You’re Gonna Miss Me is an old-fashioned documentary, presenting the facts as objectively as possible without editorializing. The strength of the documentary is the great access director Keven McAlester got to the Erickson family. We see Roky in his run-down house cluttered with a plethora of electronic equipment all turned on to create an ungodly buzz and roar while Roky falls asleep watching cartoons on television. We see his mother and guardian surrounded by huge sheets of cardboard on which she has pasted pictures and printed her story so that the world will understand that she is not to blame. She freely explains that Jesus and yoga are far more effective than doctors and medication when it comes to treating schizophrenia. We meet briefly brother Don who was a drug addict and tried to kill himself, and two other brothers who present as ordinary guys, but most of all we meet Sumner, the youngest, who fled the house at 18, became a classical musician in a symphony orchestra, and wants “custody” of Roky. Sumner says something like “They say you can’t buy happiness, but I’ve paid for 10 years of therapy, and I know you can.”
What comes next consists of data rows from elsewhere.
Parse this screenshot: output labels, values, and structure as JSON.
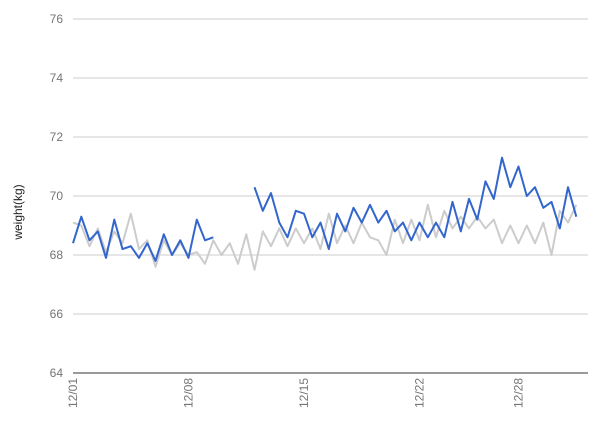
{
  "chart_data": {
    "type": "line",
    "title": "",
    "xlabel": "",
    "ylabel": "weight(kg)",
    "ylim": [
      64,
      76
    ],
    "y_ticks": [
      64,
      66,
      68,
      70,
      72,
      74,
      76
    ],
    "x_start": "2019-12-01",
    "x_tick_labels": [
      {
        "date": "2019-12-01",
        "label": "12/01"
      },
      {
        "date": "2019-12-08",
        "label": "12/08"
      },
      {
        "date": "2019-12-15",
        "label": "12/15"
      },
      {
        "date": "2019-12-22",
        "label": "12/22"
      },
      {
        "date": "2019-12-28",
        "label": "12/28"
      }
    ],
    "grid": "horizontal",
    "legend": "none",
    "x_dates": [
      "2019-12-01",
      "2019-12-01",
      "2019-12-02",
      "2019-12-02",
      "2019-12-03",
      "2019-12-03",
      "2019-12-04",
      "2019-12-04",
      "2019-12-05",
      "2019-12-05",
      "2019-12-06",
      "2019-12-06",
      "2019-12-07",
      "2019-12-07",
      "2019-12-08",
      "2019-12-08",
      "2019-12-09",
      "2019-12-09",
      "2019-12-10",
      "2019-12-10",
      "2019-12-11",
      "2019-12-11",
      "2019-12-12",
      "2019-12-12",
      "2019-12-13",
      "2019-12-13",
      "2019-12-14",
      "2019-12-14",
      "2019-12-15",
      "2019-12-15",
      "2019-12-16",
      "2019-12-16",
      "2019-12-17",
      "2019-12-17",
      "2019-12-18",
      "2019-12-18",
      "2019-12-19",
      "2019-12-19",
      "2019-12-20",
      "2019-12-20",
      "2019-12-21",
      "2019-12-21",
      "2019-12-22",
      "2019-12-22",
      "2019-12-23",
      "2019-12-23",
      "2019-12-24",
      "2019-12-24",
      "2019-12-25",
      "2019-12-25",
      "2019-12-26",
      "2019-12-26",
      "2019-12-27",
      "2019-12-27",
      "2019-12-28",
      "2019-12-28",
      "2019-12-29",
      "2019-12-29",
      "2019-12-30",
      "2019-12-30",
      "2019-12-31",
      "2019-12-31"
    ],
    "series": [
      {
        "color": "#3366cc",
        "width": 2,
        "values": [
          68.4,
          69.3,
          68.5,
          68.8,
          67.9,
          69.2,
          68.2,
          68.3,
          67.9,
          68.4,
          67.8,
          68.7,
          68.0,
          68.5,
          67.9,
          69.2,
          68.5,
          68.6,
          null,
          null,
          null,
          null,
          70.3,
          69.5,
          70.1,
          69.1,
          68.6,
          69.5,
          69.4,
          68.6,
          69.1,
          68.2,
          69.4,
          68.8,
          69.6,
          69.1,
          69.7,
          69.1,
          69.5,
          68.8,
          69.1,
          68.5,
          69.1,
          68.6,
          69.1,
          68.6,
          69.8,
          68.8,
          69.9,
          69.2,
          70.5,
          69.9,
          71.3,
          70.3,
          71.0,
          70.0,
          70.3,
          69.6,
          69.8,
          68.9,
          70.3,
          69.3
        ]
      },
      {
        "color": "#cccccc",
        "width": 2,
        "values": [
          69.1,
          69.0,
          68.3,
          68.9,
          68.1,
          68.8,
          68.4,
          69.4,
          68.2,
          68.5,
          67.6,
          68.5,
          68.0,
          68.4,
          68.0,
          68.1,
          67.7,
          68.5,
          68.0,
          68.4,
          67.7,
          68.7,
          67.5,
          68.8,
          68.3,
          68.9,
          68.3,
          68.9,
          68.4,
          68.9,
          68.2,
          69.4,
          68.4,
          69.0,
          68.4,
          69.1,
          68.6,
          68.5,
          68.0,
          69.2,
          68.4,
          69.2,
          68.5,
          69.7,
          68.6,
          69.5,
          68.9,
          69.3,
          68.9,
          69.3,
          68.9,
          69.2,
          68.4,
          69.0,
          68.4,
          69.0,
          68.4,
          69.1,
          68.0,
          69.5,
          69.1,
          69.7
        ]
      }
    ]
  }
}
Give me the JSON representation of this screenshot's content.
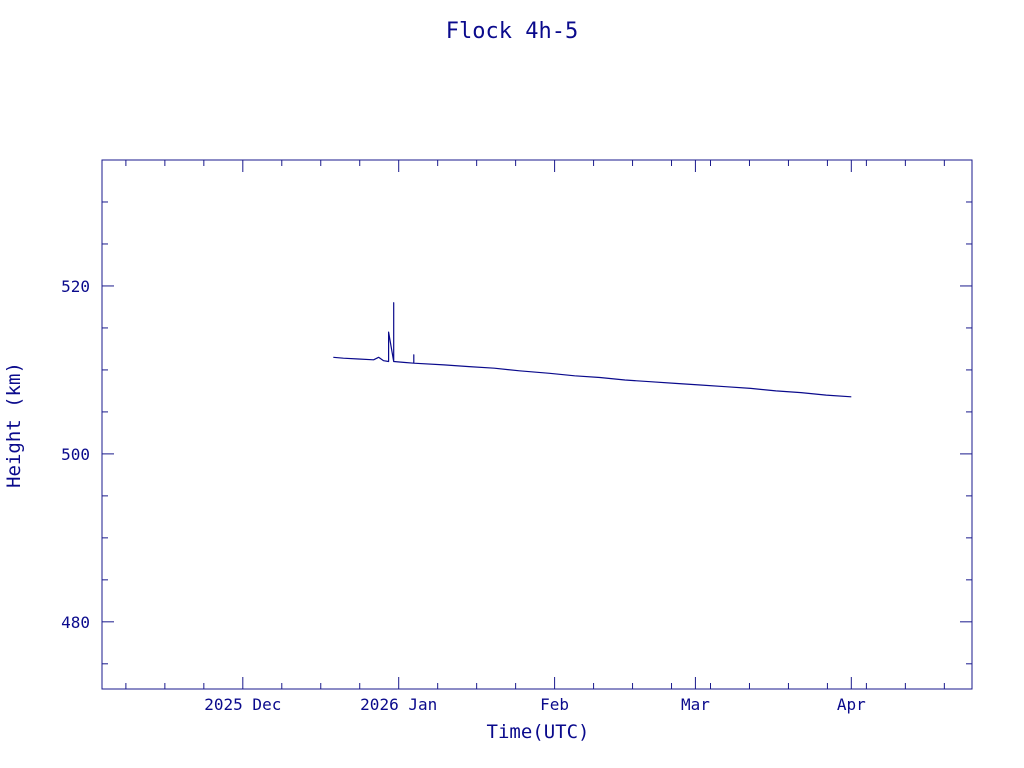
{
  "colors": {
    "axis": "#1a1a8c",
    "line": "#0a0a8c",
    "background": "#ffffff"
  },
  "chart_data": {
    "type": "line",
    "title": "Flock 4h-5",
    "xlabel": "Time(UTC)",
    "ylabel": "Height (km)",
    "x_type": "date",
    "xlim": [
      "2025-11-03",
      "2026-04-25"
    ],
    "ylim": [
      472,
      535
    ],
    "grid": false,
    "legend": "none",
    "x_major_ticks": [
      {
        "date": "2025-12-01",
        "label": "2025 Dec"
      },
      {
        "date": "2026-01-01",
        "label": "2026 Jan"
      },
      {
        "date": "2026-02-01",
        "label": "Feb"
      },
      {
        "date": "2026-03-01",
        "label": "Mar"
      },
      {
        "date": "2026-04-01",
        "label": "Apr"
      }
    ],
    "y_major_ticks": [
      480,
      500,
      520
    ],
    "series": [
      {
        "points": [
          [
            "2025-12-19",
            511.5
          ],
          [
            "2025-12-21",
            511.4
          ],
          [
            "2025-12-24",
            511.3
          ],
          [
            "2025-12-27",
            511.2
          ],
          [
            "2025-12-28",
            511.5
          ],
          [
            "2025-12-29",
            511.1
          ],
          [
            "2025-12-30",
            511.0
          ],
          [
            "2025-12-30",
            514.5
          ],
          [
            "2025-12-31",
            511.0
          ],
          [
            "2025-12-31",
            518.0
          ],
          [
            "2025-12-31",
            511.0
          ],
          [
            "2026-01-02",
            510.9
          ],
          [
            "2026-01-04",
            510.8
          ],
          [
            "2026-01-04",
            511.8
          ],
          [
            "2026-01-04",
            510.8
          ],
          [
            "2026-01-10",
            510.6
          ],
          [
            "2026-01-15",
            510.4
          ],
          [
            "2026-01-20",
            510.2
          ],
          [
            "2026-01-25",
            509.9
          ],
          [
            "2026-01-31",
            509.6
          ],
          [
            "2026-02-05",
            509.3
          ],
          [
            "2026-02-10",
            509.1
          ],
          [
            "2026-02-15",
            508.8
          ],
          [
            "2026-02-20",
            508.6
          ],
          [
            "2026-02-25",
            508.4
          ],
          [
            "2026-03-02",
            508.2
          ],
          [
            "2026-03-07",
            508.0
          ],
          [
            "2026-03-12",
            507.8
          ],
          [
            "2026-03-17",
            507.5
          ],
          [
            "2026-03-22",
            507.3
          ],
          [
            "2026-03-27",
            507.0
          ],
          [
            "2026-04-01",
            506.8
          ]
        ]
      }
    ]
  }
}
The weakness of the documentary is that it doesn’t investigate. Ironically, this is also a strength, for it recreates realistically the immense complexity of behind a simple question of whether a man should live with his mother or his brother. Yet I was frustrated that the film did not investigate further the question that runs like a subtext beneath the entire documentary: Why is Roky the way he is? Was it hereditary mental illness? We see plenty of the eccentric mother and can make up our own mind, I suppose, but the film could have tackled the question directly. His father’s brief, taciturn appearance is eerie. We hear a few things about a dysfunctional family, but the film doesn’t dig into this either. Was the villain too much LSD and heroin? We hear from one and only one band member that the band leader Tommy Hall gave the guys way too much acid one time, but, despite a terrible trip, Roky came back for more. We hear that Roky got electro-shock treatments at the Rusk State Mental Hospital/Prison but no more details. Of course, there is no one cause, but I would have liked more information so that I could have understood in a preliminary way the mix. When we see Roky around 2000, he is the focus of a family feud, which we understand well, but he is also clearly mentally ill and brain damaged, which we don’t understand as well as I’d like to.